Two viruses have been making the rounds lately, Badtrans-B and Aliz.
What they do is fire off emails containing clones of themselves to
everyone in your outbox, without your mail program even being turned
on...as long as there's an internet connection available.
If you got it, here's how to get rid of it:
Restart Windows in Safe Mode (reboot your computer, as soon as you
see the text Starting Windows at the botton of the screen, hit the F5
key - F8 on some systems, CTRL on others).

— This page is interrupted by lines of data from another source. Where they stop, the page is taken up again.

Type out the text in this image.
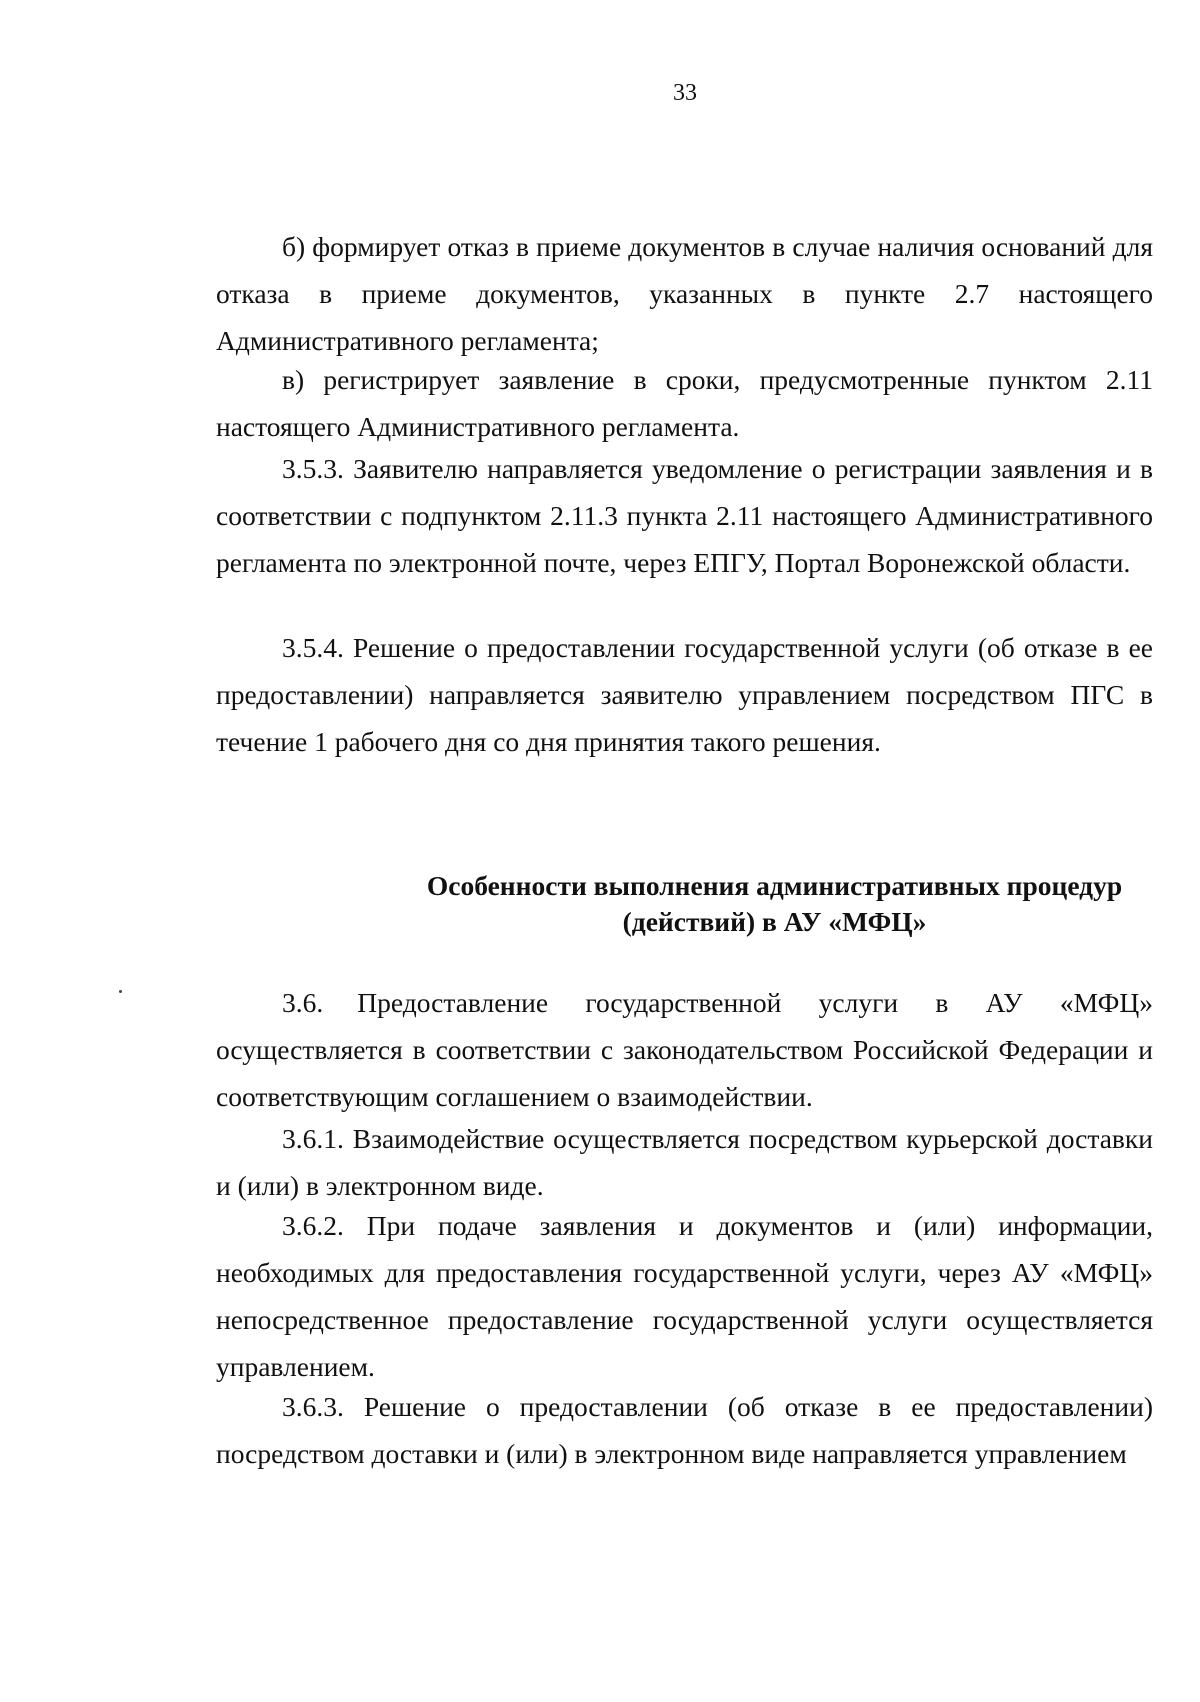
33

б) формирует отказ в приеме документов в случае наличия оснований для отказа в приеме документов, указанных в пункте 2.7 настоящего Административного регламента;

в) регистрирует заявление в сроки, предусмотренные пунктом 2.11 настоящего Административного регламента.

3.5.3. Заявителю направляется уведомление о регистрации заявления и в соответствии с подпунктом 2.11.3 пункта 2.11 настоящего Административного регламента по электронной почте, через ЕПГУ, Портал Воронежской области.

3.5.4. Решение о предоставлении государственной услуги (об отказе в ее предоставлении) направляется заявителю управлением посредством ПГС в течение 1 рабочего дня со дня принятия такого решения.

Особенности выполнения административных процедур
(действий) в АУ «МФЦ»

3.6. Предоставление государственной услуги в АУ «МФЦ» осуществляется в соответствии с законодательством Российской Федерации и соответствующим соглашением о взаимодействии.

3.6.1. Взаимодействие осуществляется посредством курьерской доставки и (или) в электронном виде.

3.6.2. При подаче заявления и документов и (или) информации, необходимых для предоставления государственной услуги, через АУ «МФЦ» непосредственное предоставление государственной услуги осуществляется управлением.

3.6.3. Решение о предоставлении (об отказе в ее предоставлении) посредством доставки и (или) в электронном виде направляется управлением
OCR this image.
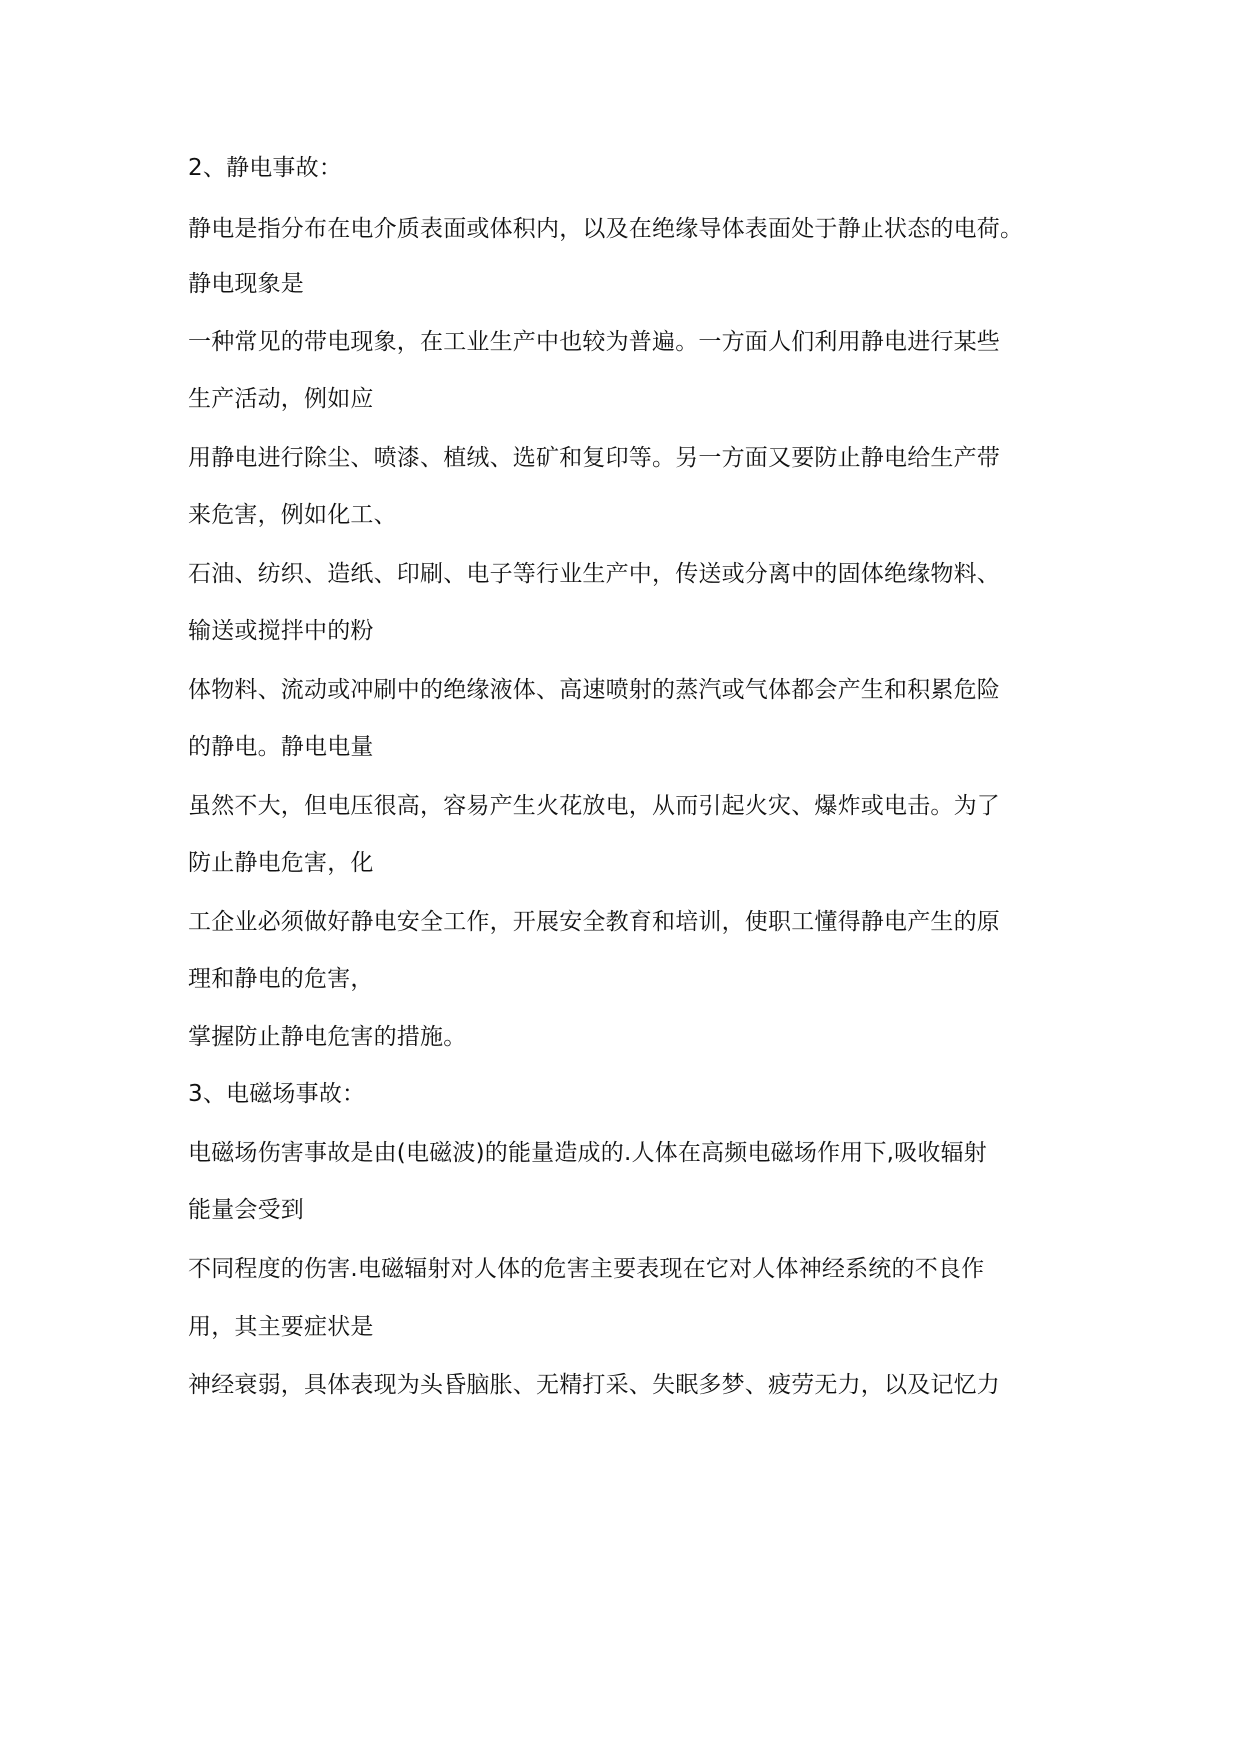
2、静电事故：
静电是指分布在电介质表面或体积内，以及在绝缘导体表面处于静止状态的电荷。
静电现象是
一种常见的带电现象，在工业生产中也较为普遍。一方面人们利用静电进行某些
生产活动，例如应
用静电进行除尘、喷漆、植绒、选矿和复印等。另一方面又要防止静电给生产带
来危害，例如化工、
石油、纺织、造纸、印刷、电子等行业生产中，传送或分离中的固体绝缘物料、
输送或搅拌中的粉
体物料、流动或冲刷中的绝缘液体、高速喷射的蒸汽或气体都会产生和积累危险
的静电。静电电量
虽然不大，但电压很高，容易产生火花放电，从而引起火灾、爆炸或电击。为了
防止静电危害，化
工企业必须做好静电安全工作，开展安全教育和培训，使职工懂得静电产生的原
理和静电的危害，
掌握防止静电危害的措施。
3、电磁场事故：
电磁场伤害事故是由(电磁波)的能量造成的.人体在高频电磁场作用下,吸收辐射
能量会受到
不同程度的伤害.电磁辐射对人体的危害主要表现在它对人体神经系统的不良作
用，其主要症状是
神经衰弱，具体表现为头昏脑胀、无精打采、失眠多梦、疲劳无力，以及记忆力
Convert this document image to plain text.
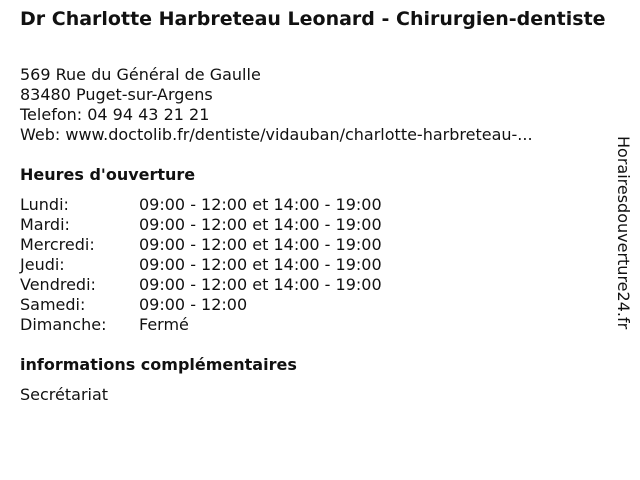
Dr Charlotte Harbreteau Leonard - Chirurgien-dentiste
569 Rue du Général de Gaulle
83480 Puget-sur-Argens
Telefon: 04 94 43 21 21
Web: www.doctolib.fr/dentiste/vidauban/charlotte-harbreteau-...
Heures d'ouverture
Lundi:	09:00 - 12:00 et 14:00 - 19:00
Mardi:	09:00 - 12:00 et 14:00 - 19:00
Mercredi:	09:00 - 12:00 et 14:00 - 19:00
Jeudi:	09:00 - 12:00 et 14:00 - 19:00
Vendredi:	09:00 - 12:00 et 14:00 - 19:00
Samedi:	09:00 - 12:00
Dimanche: Fermé
informations complémentaires
Secrétariat
Horairesdouverture24.fr
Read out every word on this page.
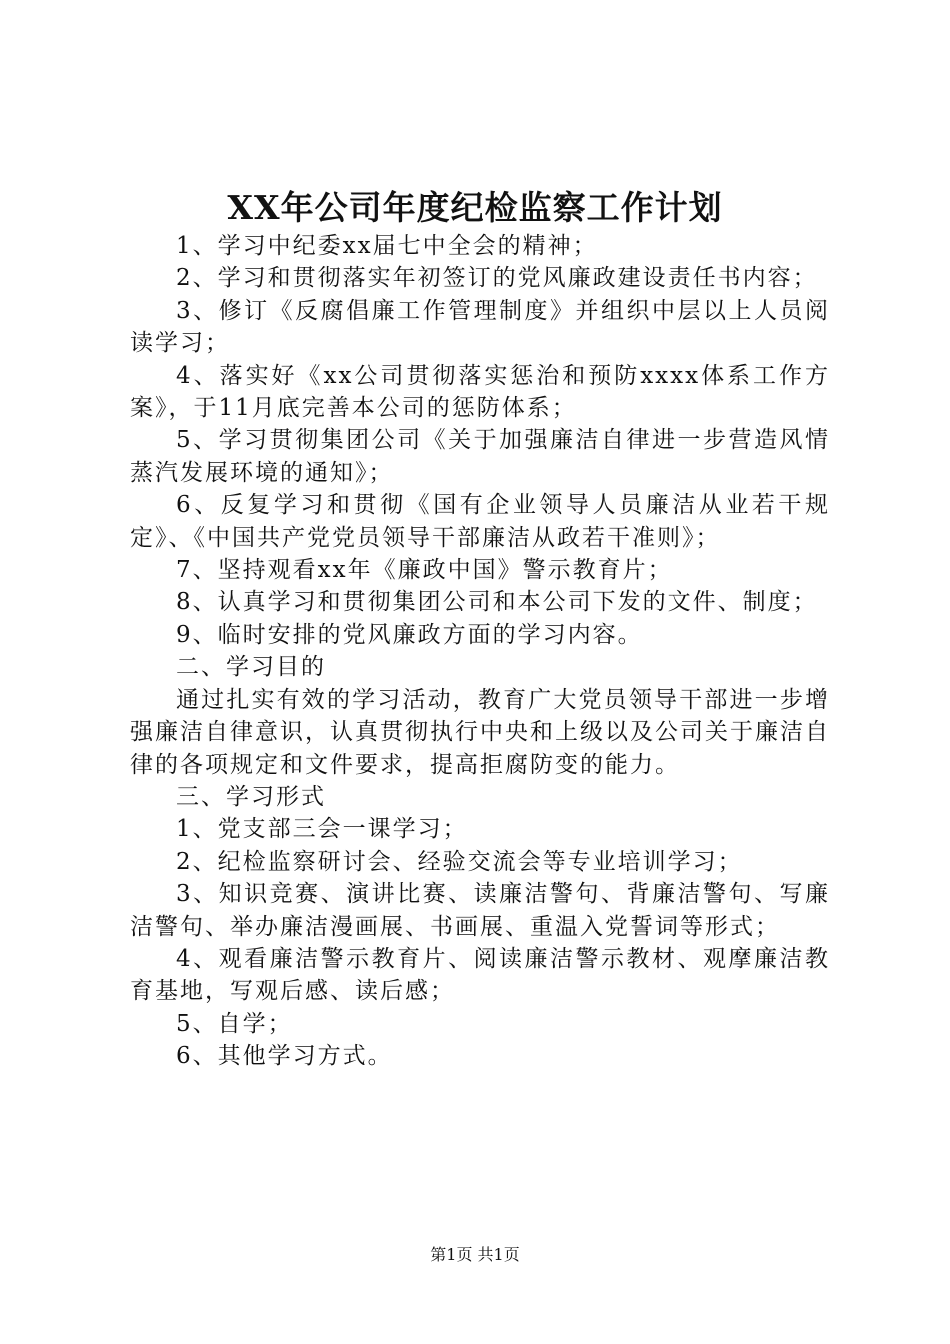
XX年公司年度纪检监察工作计划

1、学习中纪委xx届七中全会的精神；

2、学习和贯彻落实年初签订的党风廉政建设责任书内容；

3、修订《反腐倡廉工作管理制度》并组织中层以上人员阅读学习；

4、落实好《xx公司贯彻落实惩治和预防xxxx体系工作方案》，于11月底完善本公司的惩防体系；

5、学习贯彻集团公司《关于加强廉洁自律进一步营造风情蒸汽发展环境的通知》；

6、反复学习和贯彻《国有企业领导人员廉洁从业若干规定》、《中国共产党党员领导干部廉洁从政若干准则》；

7、坚持观看xx年《廉政中国》警示教育片；

8、认真学习和贯彻集团公司和本公司下发的文件、制度；

9、临时安排的党风廉政方面的学习内容。

二、学习目的

通过扎实有效的学习活动，教育广大党员领导干部进一步增强廉洁自律意识，认真贯彻执行中央和上级以及公司关于廉洁自律的各项规定和文件要求，提高拒腐防变的能力。

三、学习形式

1、党支部三会一课学习；

2、纪检监察研讨会、经验交流会等专业培训学习；

3、知识竞赛、演讲比赛、读廉洁警句、背廉洁警句、写廉洁警句、举办廉洁漫画展、书画展、重温入党誓词等形式；

4、观看廉洁警示教育片、阅读廉洁警示教材、观摩廉洁教育基地，写观后感、读后感；

5、自学；

6、其他学习方式。

第1页 共1页
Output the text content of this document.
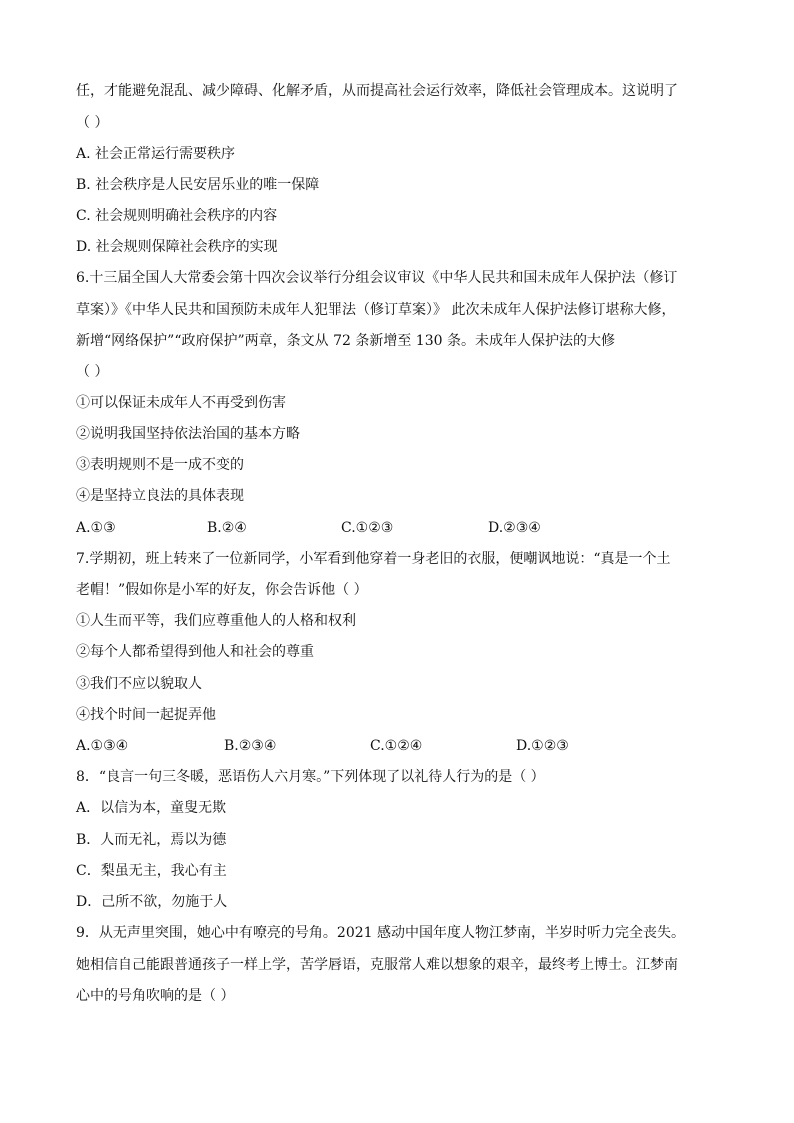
任，才能避免混乱、减少障碍、化解矛盾，从而提高社会运行效率，降低社会管理成本。这说明了
（ ）
A. 社会正常运行需要秩序
B. 社会秩序是人民安居乐业的唯一保障
C. 社会规则明确社会秩序的内容
D. 社会规则保障社会秩序的实现
6.十三届全国人大常委会第十四次会议举行分组会议审议《中华人民共和国未成年人保护法（修订
草案）》《中华人民共和国预防未成年人犯罪法（修订草案）》 此次未成年人保护法修订堪称大修，
新增“网络保护”“政府保护”两章，条文从 72 条新增至 130 条。未成年人保护法的大修
（ ）
①可以保证未成年人不再受到伤害
②说明我国坚持依法治国的基本方略
③表明规则不是一成不变的
④是坚持立良法的具体表现
A.①③	B.②④	C.①②③	D.②③④
7.学期初，班上转来了一位新同学，小军看到他穿着一身老旧的衣服，便嘲讽地说：“真是一个土
老帽！”假如你是小军的好友，你会告诉他（ ）
①人生而平等，我们应尊重他人的人格和权利
②每个人都希望得到他人和社会的尊重
③我们不应以貌取人
④找个时间一起捉弄他
A.①③④	B.②③④	C.①②④	D.①②③
8．“良言一句三冬暖，恶语伤人六月寒。”下列体现了以礼待人行为的是（ ）
A．以信为本，童叟无欺
B．人而无礼，焉以为德
C．梨虽无主，我心有主
D．己所不欲，勿施于人
9．从无声里突围，她心中有嘹亮的号角。2021 感动中国年度人物江梦南，半岁时听力完全丧失。
她相信自己能跟普通孩子一样上学，苦学唇语，克服常人难以想象的艰辛，最终考上博士。江梦南
心中的号角吹响的是（ ）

Click START | RUN, type %WINDIR%\SYSTEM and hit ENTER
Delete the following files (if they exist):
KERN32.EXE
KERNEL32.EXE
KDLL.DLL
HKSDLL.DLL
Click START | RUN, type REGEDIT and hit ENTER
Now do this right...this is important:
Click the (+) next to HKEY_LOCAL_MACHINE
Click the (+) next to SOFTWARE
Click the (+) next to MICROSOFT
Click the (+) next to WINDOWS
Click the (+) next to CURRENTVERSION
Click the (+) next to RUNONCE
Click on KERNEL32 and hit DELETE on the keyboard
Restart the computer.
Keep your virus updates up-to-date
Just an FYI, I set up this list to reject all attachments out of
virii concerns. If you really want to send an attachment to the list,
you can upload it to the file area for this group.